Nothing seems really to matter, that's the charm of it. Whether you get away, or whether you don't; whether you arrive at your destination or whether you reach somewhere else, or whether you never get anywhere at all, you're always busy, and you never do anything in particular; and when you've done it there's always something else to do, and you can do it if you like, but you'd much better not.It so happens to be the bit that both children fell asleep to, but it reminded me of my life, especially lately as I lament my lack of motivation and the cold and all the problems going on in my life that seem on the one hand insubstantial yet inspire lengthy complaints to close friends. Every day I detail the ways in which I feel unmotivated then make attempts at rationalizing the ways in which I accomplish enough.
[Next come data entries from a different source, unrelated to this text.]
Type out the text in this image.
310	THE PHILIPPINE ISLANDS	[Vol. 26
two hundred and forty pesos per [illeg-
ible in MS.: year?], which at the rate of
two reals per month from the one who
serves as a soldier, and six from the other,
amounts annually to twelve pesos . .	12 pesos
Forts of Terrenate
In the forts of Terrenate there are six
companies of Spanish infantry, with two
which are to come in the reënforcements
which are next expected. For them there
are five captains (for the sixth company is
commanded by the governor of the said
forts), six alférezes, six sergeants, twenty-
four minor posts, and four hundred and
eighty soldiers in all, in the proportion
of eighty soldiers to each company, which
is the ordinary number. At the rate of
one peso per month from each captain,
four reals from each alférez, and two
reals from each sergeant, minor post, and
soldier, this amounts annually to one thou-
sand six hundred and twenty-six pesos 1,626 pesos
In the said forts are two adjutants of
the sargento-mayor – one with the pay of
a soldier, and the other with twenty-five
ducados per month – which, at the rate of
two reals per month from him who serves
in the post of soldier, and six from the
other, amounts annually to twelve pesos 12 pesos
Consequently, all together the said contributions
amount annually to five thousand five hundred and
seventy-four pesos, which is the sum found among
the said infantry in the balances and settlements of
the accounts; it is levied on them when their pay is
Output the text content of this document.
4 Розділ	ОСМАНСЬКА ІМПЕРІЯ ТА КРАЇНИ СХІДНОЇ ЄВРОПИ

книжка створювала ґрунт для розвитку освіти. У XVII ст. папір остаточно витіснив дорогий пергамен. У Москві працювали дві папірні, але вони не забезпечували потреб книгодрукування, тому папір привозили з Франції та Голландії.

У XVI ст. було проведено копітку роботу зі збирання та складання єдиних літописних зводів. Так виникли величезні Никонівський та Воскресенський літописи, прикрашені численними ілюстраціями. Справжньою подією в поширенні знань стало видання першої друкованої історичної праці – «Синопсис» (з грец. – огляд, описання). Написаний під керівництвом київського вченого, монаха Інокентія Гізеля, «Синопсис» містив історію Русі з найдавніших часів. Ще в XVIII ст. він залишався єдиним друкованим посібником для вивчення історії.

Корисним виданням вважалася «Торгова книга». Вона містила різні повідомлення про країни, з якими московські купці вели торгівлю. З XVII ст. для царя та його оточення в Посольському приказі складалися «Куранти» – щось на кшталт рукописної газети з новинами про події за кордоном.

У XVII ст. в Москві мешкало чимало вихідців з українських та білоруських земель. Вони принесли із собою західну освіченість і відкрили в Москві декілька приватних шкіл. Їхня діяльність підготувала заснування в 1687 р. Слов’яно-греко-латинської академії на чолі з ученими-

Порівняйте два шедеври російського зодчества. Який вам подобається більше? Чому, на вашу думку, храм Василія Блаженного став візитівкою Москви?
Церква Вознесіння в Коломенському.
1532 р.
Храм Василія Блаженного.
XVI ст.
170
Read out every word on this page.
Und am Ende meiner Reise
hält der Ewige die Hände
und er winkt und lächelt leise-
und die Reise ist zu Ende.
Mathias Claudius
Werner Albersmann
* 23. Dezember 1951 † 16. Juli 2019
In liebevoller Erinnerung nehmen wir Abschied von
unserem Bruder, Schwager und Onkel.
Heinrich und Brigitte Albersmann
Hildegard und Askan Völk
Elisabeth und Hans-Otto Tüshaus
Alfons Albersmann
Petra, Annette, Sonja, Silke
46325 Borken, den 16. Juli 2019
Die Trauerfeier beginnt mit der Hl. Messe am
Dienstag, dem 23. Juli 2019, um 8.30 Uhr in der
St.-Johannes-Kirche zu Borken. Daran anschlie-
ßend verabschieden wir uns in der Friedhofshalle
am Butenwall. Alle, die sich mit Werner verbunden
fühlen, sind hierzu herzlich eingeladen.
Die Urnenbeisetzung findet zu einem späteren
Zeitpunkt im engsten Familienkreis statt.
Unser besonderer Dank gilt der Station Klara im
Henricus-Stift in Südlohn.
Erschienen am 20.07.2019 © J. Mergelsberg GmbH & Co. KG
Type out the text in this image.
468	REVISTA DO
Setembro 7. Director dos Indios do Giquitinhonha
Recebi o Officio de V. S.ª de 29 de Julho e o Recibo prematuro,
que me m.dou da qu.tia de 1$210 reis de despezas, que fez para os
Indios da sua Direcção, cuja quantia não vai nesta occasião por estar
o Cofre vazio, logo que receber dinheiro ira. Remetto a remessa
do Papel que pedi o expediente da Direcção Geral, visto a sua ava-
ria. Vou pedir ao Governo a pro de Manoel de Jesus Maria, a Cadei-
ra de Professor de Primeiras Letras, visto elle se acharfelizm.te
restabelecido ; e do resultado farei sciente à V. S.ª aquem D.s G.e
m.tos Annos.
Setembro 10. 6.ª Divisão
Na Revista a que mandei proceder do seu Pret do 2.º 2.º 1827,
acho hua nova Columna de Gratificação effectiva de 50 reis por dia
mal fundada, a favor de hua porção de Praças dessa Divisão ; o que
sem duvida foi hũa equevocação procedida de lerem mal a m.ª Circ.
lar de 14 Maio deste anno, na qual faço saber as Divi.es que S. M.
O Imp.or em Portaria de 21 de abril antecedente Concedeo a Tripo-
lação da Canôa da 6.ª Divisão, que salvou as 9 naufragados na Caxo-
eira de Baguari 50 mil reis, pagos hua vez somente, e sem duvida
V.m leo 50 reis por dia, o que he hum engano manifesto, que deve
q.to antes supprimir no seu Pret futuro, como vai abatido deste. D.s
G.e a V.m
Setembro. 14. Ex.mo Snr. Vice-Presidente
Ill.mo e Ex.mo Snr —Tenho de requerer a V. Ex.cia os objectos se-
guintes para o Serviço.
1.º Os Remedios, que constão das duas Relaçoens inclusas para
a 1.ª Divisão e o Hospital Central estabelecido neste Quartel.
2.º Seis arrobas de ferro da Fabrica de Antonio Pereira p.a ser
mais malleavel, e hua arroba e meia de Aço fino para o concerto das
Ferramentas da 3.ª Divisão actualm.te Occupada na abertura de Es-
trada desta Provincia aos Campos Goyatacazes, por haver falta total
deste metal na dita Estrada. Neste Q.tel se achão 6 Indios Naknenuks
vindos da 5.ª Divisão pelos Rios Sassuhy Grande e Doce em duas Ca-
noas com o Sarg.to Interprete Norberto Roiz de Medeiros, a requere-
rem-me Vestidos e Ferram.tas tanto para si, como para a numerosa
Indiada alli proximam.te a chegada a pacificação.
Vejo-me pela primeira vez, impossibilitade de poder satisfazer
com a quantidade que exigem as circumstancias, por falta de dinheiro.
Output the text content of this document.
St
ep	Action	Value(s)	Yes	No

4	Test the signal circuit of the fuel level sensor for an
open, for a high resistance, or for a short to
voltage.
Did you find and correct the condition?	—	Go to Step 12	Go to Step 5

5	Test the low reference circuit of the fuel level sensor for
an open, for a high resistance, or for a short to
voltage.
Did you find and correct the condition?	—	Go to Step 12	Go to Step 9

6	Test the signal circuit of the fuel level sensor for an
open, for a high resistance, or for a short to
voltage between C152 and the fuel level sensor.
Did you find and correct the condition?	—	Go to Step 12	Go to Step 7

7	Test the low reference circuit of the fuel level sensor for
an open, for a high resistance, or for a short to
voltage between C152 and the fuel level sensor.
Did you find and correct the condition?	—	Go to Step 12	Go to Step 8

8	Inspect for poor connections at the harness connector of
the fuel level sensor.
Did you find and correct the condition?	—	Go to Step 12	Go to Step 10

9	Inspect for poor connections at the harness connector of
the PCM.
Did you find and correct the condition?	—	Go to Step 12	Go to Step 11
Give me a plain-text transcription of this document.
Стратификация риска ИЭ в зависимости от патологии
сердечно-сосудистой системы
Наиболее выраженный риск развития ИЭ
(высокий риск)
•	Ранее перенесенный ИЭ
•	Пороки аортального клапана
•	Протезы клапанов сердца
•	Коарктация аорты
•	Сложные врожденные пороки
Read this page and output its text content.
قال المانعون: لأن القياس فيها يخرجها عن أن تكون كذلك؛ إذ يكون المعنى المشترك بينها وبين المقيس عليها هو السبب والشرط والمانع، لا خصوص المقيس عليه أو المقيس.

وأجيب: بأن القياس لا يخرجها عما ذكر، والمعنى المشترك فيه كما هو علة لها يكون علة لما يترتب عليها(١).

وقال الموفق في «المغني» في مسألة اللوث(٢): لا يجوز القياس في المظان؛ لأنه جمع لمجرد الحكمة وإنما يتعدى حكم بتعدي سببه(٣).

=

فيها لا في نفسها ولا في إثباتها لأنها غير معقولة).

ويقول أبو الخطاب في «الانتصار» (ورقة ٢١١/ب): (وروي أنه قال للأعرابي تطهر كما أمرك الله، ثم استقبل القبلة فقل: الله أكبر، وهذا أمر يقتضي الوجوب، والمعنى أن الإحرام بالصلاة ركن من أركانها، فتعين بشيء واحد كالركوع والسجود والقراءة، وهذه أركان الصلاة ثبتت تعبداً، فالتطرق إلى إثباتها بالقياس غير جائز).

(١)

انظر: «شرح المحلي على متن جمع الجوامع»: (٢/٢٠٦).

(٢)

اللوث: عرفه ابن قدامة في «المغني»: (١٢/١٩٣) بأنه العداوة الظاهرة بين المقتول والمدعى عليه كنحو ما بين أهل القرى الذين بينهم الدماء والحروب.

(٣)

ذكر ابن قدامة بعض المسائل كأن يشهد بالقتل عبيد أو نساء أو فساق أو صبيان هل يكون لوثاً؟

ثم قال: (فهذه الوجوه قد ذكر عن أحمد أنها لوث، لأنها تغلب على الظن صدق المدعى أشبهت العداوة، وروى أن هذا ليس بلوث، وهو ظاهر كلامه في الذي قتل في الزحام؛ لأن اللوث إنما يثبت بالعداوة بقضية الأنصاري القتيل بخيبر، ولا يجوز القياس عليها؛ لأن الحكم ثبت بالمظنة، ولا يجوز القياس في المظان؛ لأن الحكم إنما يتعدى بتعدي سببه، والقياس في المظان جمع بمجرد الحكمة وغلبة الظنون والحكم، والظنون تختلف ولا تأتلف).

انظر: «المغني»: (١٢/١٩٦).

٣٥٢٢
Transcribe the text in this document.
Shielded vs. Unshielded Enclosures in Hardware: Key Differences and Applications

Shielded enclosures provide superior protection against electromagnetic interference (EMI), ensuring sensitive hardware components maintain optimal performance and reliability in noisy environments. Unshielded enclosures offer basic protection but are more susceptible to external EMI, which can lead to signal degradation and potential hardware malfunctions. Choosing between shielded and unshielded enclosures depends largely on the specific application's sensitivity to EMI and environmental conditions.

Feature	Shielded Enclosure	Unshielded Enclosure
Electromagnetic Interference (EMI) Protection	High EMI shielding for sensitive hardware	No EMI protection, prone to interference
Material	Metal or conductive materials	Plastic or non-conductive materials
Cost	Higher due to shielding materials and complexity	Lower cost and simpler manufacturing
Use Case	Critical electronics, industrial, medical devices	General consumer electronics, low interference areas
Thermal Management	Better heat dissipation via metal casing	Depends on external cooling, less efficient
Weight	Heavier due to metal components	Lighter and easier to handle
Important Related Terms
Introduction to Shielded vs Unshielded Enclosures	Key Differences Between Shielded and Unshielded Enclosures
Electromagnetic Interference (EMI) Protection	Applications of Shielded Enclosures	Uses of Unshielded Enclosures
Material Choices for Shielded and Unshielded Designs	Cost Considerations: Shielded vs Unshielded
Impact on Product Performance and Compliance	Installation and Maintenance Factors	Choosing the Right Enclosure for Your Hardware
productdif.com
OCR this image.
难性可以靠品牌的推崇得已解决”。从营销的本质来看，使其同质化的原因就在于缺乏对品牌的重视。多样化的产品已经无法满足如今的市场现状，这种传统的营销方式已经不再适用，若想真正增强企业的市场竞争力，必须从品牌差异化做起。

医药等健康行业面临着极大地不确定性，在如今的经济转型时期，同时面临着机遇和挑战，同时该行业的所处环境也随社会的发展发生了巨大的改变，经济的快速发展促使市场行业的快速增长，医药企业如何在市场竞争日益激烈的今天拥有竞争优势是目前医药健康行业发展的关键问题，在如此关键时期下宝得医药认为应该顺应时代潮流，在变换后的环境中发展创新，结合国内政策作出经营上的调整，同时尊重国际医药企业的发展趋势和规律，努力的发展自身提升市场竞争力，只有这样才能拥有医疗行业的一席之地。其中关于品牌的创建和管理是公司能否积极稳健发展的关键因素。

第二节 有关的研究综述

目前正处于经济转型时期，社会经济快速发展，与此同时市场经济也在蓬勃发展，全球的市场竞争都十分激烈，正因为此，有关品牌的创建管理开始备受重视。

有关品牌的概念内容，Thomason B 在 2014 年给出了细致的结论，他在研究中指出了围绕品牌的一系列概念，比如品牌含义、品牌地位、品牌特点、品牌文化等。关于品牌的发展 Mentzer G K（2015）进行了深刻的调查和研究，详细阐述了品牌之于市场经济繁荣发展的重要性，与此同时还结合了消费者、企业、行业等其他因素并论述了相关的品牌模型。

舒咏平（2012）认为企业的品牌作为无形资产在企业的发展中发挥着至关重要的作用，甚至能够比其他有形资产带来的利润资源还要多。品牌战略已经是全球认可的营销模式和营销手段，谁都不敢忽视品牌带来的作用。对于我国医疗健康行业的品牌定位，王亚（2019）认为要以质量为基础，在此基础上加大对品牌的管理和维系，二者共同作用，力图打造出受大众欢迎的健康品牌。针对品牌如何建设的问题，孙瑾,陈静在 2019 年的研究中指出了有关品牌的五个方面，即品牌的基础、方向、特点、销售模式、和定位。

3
This quote is like that: trying to describe what enough is, what it looks like, how it goes.
It also calls to mind when I was doing similar lamenting to a friend this past fall, whining about all the things to do and the struggle to drag boys about trying to do things. She cut me off with, "and boys don't care!" And I, feeling self-righteous and indignant said, "You're right! They don't!" Then she said the most surprising thing I think I'd ever heard and knew and yet somehow never saw before, "Which is awesome."
It had simply never occurred to me that the boys lack of interest in almost anything included in externally-motivated definitions of "value" might be seen as a boon. The Water Rat says it right there and it applies to boys and unschooling and all of it: it doesn't matter what you do. Whatever it is, it fills up time, space. Water Rat is so existential, when you think about it. Do amazing things, recognize that they are as common and as necessary as sweeping the floor. It's all about intention.